Approximately 80 to 90 per cent of Irish industry consists of enterprises of 50 people or fewer. It is important that these small and medium sized firms get the support they need. It is suggested that we have cluster industries, particularly in the food sector. This will be crucial from the point of view of selling abroad especially where Irish industry is seen to have a competitive edge and where our image as a green producer of food can be positively used to develop markets abroad. The Government has responded positively to the suggestion in the Culliton report that we cluster industries and respond to their group needs, for example, by helping provide training, management efficiency, research and marketing, rather than expecting each industry to cope with those areas on their own. One of the major problems in the past has been that industries have been too small to take on many of those areas on their own and, as Senator Hillery said, some of the incentives in the Finance Bill target that issue.
The Moriarty report says that emphasis should be put on areas of recognised weakness and it specifies marketing and innovation, to which the Minister referred in his speech.
I share Senator Quinn's view that marketing is crucial. We have a positive image and well trained young people who can sell our products abroad; we have a good reputation abroad as people who can be trusted. We need to get into the markets and the distribution mechanisms abroad and we need to set up structures that will facilitate small firms who could not possibly sell their products themselves on the various world markets. It is vital that they can channel into links that are already there. The only way we can improve our productivity is to extend our markets abroad because the home market is limited.
I will briefly refer to the education issues which have been covered by other speakers. I support the decision to integrate rather than separate a vocational stream in the education system. Mr. Culliton supported the Government decision to do this rather than the original suggestion of having a separate vocational stream. It is important that education produces for the jobs market people who have vocational and other elements of education. I also support the further emphasis on foreign languages. As regards training, the division between on-the-job training and other areas of training will clarify the role of FÁS.

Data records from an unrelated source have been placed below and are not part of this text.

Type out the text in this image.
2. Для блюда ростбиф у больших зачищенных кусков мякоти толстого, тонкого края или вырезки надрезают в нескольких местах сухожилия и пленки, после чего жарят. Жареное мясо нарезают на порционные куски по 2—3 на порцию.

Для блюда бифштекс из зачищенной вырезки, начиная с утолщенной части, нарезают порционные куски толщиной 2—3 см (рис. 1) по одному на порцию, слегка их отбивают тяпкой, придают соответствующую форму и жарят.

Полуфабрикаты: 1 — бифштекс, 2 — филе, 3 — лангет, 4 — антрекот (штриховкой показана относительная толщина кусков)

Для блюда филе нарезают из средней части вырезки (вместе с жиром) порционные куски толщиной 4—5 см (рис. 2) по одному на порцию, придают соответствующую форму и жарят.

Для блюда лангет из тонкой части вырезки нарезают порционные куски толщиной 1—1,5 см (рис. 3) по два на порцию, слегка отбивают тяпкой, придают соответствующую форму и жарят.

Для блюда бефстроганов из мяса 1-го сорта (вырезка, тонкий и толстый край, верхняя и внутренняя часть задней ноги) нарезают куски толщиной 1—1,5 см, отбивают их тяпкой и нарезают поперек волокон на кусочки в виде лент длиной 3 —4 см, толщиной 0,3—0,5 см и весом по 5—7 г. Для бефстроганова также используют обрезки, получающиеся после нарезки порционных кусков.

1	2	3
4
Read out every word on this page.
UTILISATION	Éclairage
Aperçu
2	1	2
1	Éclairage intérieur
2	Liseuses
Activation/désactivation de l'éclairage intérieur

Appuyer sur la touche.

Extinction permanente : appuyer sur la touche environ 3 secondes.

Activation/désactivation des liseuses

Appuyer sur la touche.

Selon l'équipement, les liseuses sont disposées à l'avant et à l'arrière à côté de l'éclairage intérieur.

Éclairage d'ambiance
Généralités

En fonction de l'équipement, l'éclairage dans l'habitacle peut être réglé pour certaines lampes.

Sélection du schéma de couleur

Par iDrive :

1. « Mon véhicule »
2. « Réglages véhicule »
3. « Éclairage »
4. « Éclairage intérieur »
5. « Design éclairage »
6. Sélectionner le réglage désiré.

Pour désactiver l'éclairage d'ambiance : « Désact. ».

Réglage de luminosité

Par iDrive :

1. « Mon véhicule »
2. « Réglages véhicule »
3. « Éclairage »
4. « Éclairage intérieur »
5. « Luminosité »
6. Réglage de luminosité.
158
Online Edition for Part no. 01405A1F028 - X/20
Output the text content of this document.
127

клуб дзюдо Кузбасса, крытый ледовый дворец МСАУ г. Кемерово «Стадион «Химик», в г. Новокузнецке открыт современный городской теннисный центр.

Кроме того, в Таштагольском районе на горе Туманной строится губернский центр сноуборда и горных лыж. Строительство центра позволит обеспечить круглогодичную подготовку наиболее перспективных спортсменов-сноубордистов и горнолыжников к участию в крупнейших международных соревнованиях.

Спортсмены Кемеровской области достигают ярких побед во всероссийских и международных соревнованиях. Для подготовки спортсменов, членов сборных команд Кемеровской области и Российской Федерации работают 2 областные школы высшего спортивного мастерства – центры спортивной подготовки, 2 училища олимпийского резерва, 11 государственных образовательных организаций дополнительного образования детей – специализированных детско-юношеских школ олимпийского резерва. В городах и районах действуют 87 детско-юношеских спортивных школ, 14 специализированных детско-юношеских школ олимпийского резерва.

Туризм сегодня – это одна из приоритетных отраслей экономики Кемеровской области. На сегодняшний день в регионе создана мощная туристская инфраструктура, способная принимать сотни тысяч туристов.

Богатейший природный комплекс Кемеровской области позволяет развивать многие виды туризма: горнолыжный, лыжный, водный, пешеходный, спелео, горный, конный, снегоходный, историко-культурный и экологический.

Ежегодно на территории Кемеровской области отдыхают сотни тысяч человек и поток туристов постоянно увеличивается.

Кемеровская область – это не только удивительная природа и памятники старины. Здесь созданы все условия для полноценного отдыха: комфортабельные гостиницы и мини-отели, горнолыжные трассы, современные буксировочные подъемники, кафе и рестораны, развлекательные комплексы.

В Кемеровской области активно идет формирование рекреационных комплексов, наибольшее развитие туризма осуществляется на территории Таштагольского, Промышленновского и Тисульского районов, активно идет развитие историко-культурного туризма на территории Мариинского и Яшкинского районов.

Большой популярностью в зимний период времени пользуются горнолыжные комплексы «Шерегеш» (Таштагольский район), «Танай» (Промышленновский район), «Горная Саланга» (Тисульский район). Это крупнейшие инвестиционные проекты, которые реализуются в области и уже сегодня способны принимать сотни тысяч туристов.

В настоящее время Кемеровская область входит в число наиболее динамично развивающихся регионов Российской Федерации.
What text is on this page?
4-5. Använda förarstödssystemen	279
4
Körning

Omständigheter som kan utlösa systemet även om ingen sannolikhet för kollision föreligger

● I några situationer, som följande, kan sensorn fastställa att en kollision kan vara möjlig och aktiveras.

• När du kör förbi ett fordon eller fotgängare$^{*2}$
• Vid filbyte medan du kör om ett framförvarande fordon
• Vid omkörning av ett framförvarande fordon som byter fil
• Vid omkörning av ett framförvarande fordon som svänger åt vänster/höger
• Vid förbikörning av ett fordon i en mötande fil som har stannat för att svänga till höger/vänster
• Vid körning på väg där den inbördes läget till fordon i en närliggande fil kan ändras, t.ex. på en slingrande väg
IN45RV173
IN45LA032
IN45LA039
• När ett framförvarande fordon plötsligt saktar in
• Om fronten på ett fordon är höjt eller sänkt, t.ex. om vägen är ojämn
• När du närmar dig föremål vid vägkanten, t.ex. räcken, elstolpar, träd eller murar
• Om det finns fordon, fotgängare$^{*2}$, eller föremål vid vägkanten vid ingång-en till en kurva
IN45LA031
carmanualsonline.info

I would particularly like to stress the importance of targeting black spot areas where unemployment is high — up to 80 and 90 per cent in some urban areas. I know they will be targeted in the national plan in the application for EC Structural Funds. It is important that we target incentives in those areas where, as I said earlier, successive generations are experiencing a culture of unemployment and we have to break that hold.
I would like to refer to the points made earlier regarding the increases in and the restructuring of phone charges. We all regret that there will be increases in certain areas. It was proposed in the Culliton report that in order to reduce overseas charges there would have to be increases in domestic charges. When that was an abstract proposal, it was strongly welcomed by commentators and by other political parties. Now that it is to become a concrete proposal, it is being criticised. I hope, when it comes to the taxation changes, people who now welcome the abstract idea of changes in taxation will be equally willing to welcome the downside of those changes. There will have to be a downside since money does not come like manna from Heaven.
I welcome the fact that we have clear policy identified in this area, that we have targets and timetables and that the Government has indicated its intention to fulfil those targets by coming back to us at regular intervals and by continuing the monitoring committee of the Ministers involved.